Nathaniel’s Nutmeg: How One Man’s Courage Changed the Course of History
By Giles Milton (1999)
Nathaniel’s Nutmeg is about the conquest of the the Banda Islands in the East Indies (aka the “Spice Islands”), the enslavement of the indigenous Bandanese and the ferocious 17th century wars between Holland and Britain over the nutmeg monopoly. Milton’s book is derived mainly from original journals, diaries and letters of explorers and merchant seaman, and official British and Dutch East India Company archives.
It’s always puzzled me why spices such as pepper, cloves, mace and nutmeg were so highly valued when Europeans already had the ability to preserve meat and fish with salt? Milton clears this up by reminding us that salting meat without benefit of preservatives or aromatic spices leaves the unpleasant tang of putrefied flesh. Nutmeg was especially prized after Elizabethan physicians began prescribing it as the only certain cure for bubonic plague.
Shipping nutmeg overland resulted in a 60,000 percent mark-up – after Turkish traders and Venetian middlemen took their cut. This price gouging was the main impetus driving Europeans determination to find a sea route to the “Spice Islands.”
Competing Claims on the Spice Islands
Nathaniel’s Nutmeg traces the expeditions of all the Spanish, Portuguese, English and Dutch explorers seeking an ocean route to the East Indies and the merchant bankers who financed them. Portuguese explorers were the first Europeans to set foot in the Banda Islands in 1511. However, unlike the English and Dutch, they lacked financial backing to set up permanent trading posts and settlements.
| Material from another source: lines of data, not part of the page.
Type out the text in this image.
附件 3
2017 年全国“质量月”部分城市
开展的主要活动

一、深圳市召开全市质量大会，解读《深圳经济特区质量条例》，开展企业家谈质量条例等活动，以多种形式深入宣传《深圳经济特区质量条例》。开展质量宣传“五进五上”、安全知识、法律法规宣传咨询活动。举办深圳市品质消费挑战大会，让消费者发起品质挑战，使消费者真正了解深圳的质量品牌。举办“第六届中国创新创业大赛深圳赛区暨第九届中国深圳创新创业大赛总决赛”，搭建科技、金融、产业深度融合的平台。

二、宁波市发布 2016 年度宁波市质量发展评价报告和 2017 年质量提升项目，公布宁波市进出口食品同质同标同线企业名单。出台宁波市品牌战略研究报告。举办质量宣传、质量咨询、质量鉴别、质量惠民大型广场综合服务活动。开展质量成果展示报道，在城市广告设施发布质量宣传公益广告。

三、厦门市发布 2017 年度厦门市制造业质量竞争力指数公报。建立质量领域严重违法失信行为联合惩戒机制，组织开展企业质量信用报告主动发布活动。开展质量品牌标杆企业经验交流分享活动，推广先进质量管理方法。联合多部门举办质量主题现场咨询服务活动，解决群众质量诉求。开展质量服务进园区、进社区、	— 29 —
What I found most striking about Milton’s accounts of these voyages was the massive mortality rate (from scurvy caused by vitamin C deficiency). Any expedition lasting longer than three months could count on losing 50-75% of their sailors. James Lancaster, commander of the first expedition organized by the Britishc East India Company, accidentally found a cure for scurvy (oranges and lemons or their juices) in 1601. Owing to his failure to publicize this discovery, it would be another 170 years before Captain James Cook officially “discovered” it.
The British and Dutch East India Companies
The charter Elizabeth I signed in 1600 granted the British East India Company a total monopoly of trade over the East Indies and all the countries and ports of Asia and Africa and America. It awarded the Company massive powers, including the right to set up foreign trading posts and settlements and protect them with military force. In 1602, Holland granted the Dutch East India Company comparable privileges. Intense rivalry between the two would lead to four Anglo-Dutch wars beginning in 1652. All were fought entirely at sea between the English and Dutch navies.
England Takes Possession of Manhattan
In 1667, England and Netherlands ended the so-called “Nutmeg Wars” by signing the Treaty of Breda. The Treaty allowed the English to retain New Netherlands (Manhattan Island) and the Dutch to retain Europe’s primary source of nutmeg, the Banadanese island of Run. Henry Hudson had claimed Manhattan Island for the Dutch during an unsuccessful 1609 expedition to find a Northwest Passage to the Pacific Ocean.
By 1667, the English were happy to relinquish Run, after successfully transplanting nutmeg seedlings to their territories in Ceylon and on the eastern coast of India.